Y el caso es que no estamos hablando de una autora cualquiera, sino que Fitzgerald es considerada en el mundo anglosajón como una de las grandes escritoras de la segunda mitad del siglo XX, y con toda razón.
La flor azul es, llanamente, una obra maestra. Y lo decimos conscientes de lo subjetivo de esta apreciación y de lo devaluado del calificativo. Pero aquí no hay dudas ni medias tintas, se trata de un libro extraordinario, un prodigio del arte de narrar que deslumbra tanto en su magistral dominio técnico como en ese aspecto mucho más intangible que es el don de la literatura pura, eso que supera cualquier análisis textual pero que todo buen lector sabe reconocer a la primera.
Se podría decir que La flor azul es una novela histórica, y efectivamente lo es, pero no en el sentido acostumbrado de libros de mil páginas de detalladas descripciones más o menos precisas y variadas aventuras que sirven como pálida excusa para desplegar un repertorio de conocimientos históricos en los que la literatura brilla por su ausencia. Se nota que Fitzgerald conocía la época que retrata, la Alemania romántica de finales del siglo XVIII, pero en su narración no hay nada de erudición ni de intentar dejar claro que detrás hay un trabajo de documentación: todo es fluido, preciso, justificado.
De igual manera, también se podría considerar este libro como una biografía de Novalis, pero de nuevo sería una categorización demasiado estrecha. Como dice la cita, del propio Novalis, con la que se abre el libro “las novelas surgen de las carencias de la historia”. No se trata pues de un perfil al uso en el que se nos vayan contando los antecedentes de la familia von Hardenberg, o la episódica narración de las experiencias vitales de Novalis, sino que Fitzgerald dibuja un panorama más amplio y a la vez tan personal que esta figura literaria cobra carne; un paisaje difuminado y sin contornos definidos, pero que sin embargo nos acerca sin artificios ni distanciamiento a un mito que percibimos como real.
Esta naturalidad también está presente en el magistral juego cronológico con el que compone la novela. Pese a que el tiempo de la narración es complejo y ambivalente, el lector apenas es consciente de los saltos temporales, pues todo se desarrolla de una manera sutil y vívida, como si se tratara de un presente continuo. Cuando después de más de 100 páginas el relato vuelve a su punto inicial, no lo hace tocando tambores y alardeando de pericia, sino que se presenta como algo coherente y orgánico.

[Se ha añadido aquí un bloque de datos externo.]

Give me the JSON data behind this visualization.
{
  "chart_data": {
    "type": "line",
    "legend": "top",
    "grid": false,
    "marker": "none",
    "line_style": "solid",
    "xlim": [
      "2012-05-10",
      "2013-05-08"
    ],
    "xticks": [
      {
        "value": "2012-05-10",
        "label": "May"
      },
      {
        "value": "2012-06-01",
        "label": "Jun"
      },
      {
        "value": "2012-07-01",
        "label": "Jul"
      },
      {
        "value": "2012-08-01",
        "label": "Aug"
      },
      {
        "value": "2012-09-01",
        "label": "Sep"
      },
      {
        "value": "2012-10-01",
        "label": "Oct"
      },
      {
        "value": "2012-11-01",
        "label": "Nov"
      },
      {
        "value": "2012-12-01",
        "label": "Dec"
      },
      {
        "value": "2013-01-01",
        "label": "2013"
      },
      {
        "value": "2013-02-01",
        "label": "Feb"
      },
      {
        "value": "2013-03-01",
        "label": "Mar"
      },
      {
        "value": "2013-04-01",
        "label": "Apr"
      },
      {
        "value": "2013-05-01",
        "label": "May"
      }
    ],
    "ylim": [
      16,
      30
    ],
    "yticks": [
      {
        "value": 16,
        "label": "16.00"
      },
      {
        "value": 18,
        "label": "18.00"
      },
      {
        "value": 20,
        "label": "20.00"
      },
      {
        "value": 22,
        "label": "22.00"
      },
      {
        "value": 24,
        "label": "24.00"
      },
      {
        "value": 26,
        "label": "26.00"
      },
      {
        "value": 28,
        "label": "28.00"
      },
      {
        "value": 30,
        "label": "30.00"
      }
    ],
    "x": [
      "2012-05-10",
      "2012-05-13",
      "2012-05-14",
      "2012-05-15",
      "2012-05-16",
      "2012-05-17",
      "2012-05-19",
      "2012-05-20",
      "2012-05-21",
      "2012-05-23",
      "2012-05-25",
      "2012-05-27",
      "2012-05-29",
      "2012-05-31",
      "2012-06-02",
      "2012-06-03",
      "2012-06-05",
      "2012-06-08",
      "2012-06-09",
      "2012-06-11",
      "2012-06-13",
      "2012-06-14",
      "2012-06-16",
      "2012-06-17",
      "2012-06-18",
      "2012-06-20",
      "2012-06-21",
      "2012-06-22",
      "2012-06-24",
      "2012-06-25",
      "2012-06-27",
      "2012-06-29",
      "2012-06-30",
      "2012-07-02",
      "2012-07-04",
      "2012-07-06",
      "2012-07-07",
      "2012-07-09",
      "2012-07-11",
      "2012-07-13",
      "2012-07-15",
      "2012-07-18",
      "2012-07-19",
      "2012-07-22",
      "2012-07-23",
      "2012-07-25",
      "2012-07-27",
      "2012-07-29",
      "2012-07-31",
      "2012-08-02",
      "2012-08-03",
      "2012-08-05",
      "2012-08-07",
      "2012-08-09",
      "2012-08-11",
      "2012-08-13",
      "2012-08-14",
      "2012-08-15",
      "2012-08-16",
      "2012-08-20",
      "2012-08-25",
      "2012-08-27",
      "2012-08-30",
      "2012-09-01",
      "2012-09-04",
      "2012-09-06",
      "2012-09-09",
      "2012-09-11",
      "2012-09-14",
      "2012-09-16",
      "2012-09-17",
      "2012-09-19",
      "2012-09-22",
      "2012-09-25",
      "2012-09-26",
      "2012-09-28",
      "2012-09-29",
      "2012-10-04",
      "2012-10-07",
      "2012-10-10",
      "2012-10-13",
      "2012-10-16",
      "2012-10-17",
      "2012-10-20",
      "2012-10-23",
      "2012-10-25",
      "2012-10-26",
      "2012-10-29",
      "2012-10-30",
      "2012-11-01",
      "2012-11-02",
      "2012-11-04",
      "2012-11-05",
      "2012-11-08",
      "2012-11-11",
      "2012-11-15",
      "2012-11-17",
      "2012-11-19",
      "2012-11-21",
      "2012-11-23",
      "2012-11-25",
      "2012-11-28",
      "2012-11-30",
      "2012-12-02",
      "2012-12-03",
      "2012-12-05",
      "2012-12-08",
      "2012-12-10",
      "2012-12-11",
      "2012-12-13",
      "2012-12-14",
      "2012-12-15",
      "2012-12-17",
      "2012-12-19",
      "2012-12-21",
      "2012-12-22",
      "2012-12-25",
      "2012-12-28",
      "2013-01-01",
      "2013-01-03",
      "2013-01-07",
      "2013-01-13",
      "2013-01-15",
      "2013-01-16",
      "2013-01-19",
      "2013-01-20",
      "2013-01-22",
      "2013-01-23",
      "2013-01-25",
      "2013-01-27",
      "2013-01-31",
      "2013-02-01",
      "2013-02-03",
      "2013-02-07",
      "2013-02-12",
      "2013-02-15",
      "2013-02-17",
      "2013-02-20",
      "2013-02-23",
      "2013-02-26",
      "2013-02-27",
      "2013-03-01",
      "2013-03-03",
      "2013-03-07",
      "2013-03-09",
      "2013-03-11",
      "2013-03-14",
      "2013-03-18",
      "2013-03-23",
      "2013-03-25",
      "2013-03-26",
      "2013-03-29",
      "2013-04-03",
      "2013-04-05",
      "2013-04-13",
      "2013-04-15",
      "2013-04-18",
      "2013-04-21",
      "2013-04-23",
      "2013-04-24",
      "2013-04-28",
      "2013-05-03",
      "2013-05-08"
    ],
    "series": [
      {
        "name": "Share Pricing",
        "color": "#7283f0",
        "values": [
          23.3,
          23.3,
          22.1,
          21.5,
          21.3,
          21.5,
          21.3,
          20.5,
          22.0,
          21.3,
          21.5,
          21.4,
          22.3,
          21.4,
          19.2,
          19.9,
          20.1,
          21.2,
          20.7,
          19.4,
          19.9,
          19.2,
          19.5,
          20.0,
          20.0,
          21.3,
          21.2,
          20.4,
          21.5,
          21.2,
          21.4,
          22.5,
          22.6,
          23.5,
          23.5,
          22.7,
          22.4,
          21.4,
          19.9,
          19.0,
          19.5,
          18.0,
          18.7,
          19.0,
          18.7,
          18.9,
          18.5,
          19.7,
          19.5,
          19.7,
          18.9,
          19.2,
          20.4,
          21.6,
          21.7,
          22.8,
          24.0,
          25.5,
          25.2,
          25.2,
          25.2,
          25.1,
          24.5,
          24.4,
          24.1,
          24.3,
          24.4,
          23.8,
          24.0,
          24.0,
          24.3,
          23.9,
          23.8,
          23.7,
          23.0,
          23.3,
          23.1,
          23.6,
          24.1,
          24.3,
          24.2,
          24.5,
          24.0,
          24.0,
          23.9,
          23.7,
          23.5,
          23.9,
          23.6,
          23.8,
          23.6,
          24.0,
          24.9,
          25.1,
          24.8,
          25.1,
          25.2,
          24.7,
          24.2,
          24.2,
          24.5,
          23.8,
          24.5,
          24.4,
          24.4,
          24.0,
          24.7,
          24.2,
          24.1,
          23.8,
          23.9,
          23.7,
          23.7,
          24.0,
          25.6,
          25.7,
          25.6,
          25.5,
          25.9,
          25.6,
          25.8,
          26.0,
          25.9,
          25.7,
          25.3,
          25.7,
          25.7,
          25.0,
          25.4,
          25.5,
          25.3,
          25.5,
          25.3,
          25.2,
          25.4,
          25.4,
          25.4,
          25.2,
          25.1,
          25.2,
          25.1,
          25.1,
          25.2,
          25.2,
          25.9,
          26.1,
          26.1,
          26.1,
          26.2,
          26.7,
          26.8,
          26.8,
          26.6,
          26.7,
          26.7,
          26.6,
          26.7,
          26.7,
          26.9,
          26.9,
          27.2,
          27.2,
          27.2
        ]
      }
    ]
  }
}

De la exaltación de los primeros capítulos a la melancolía del final, Fitzgerld demuestra que domina todos los recursos que enriquecen una novela. Sus numerosos personajes son retratados con finura y profundidad, las tramas fluctúan hasta cobrar pleno sentido, las relaciones psicológicas están expuestas con una claridad que no impide percibir sus hondas implicaciones. Es cierto que con una sola lectura no se alcanza a descubrir todos los secretos del libro, pero es que La flor azul es un libro hecho para el retorno.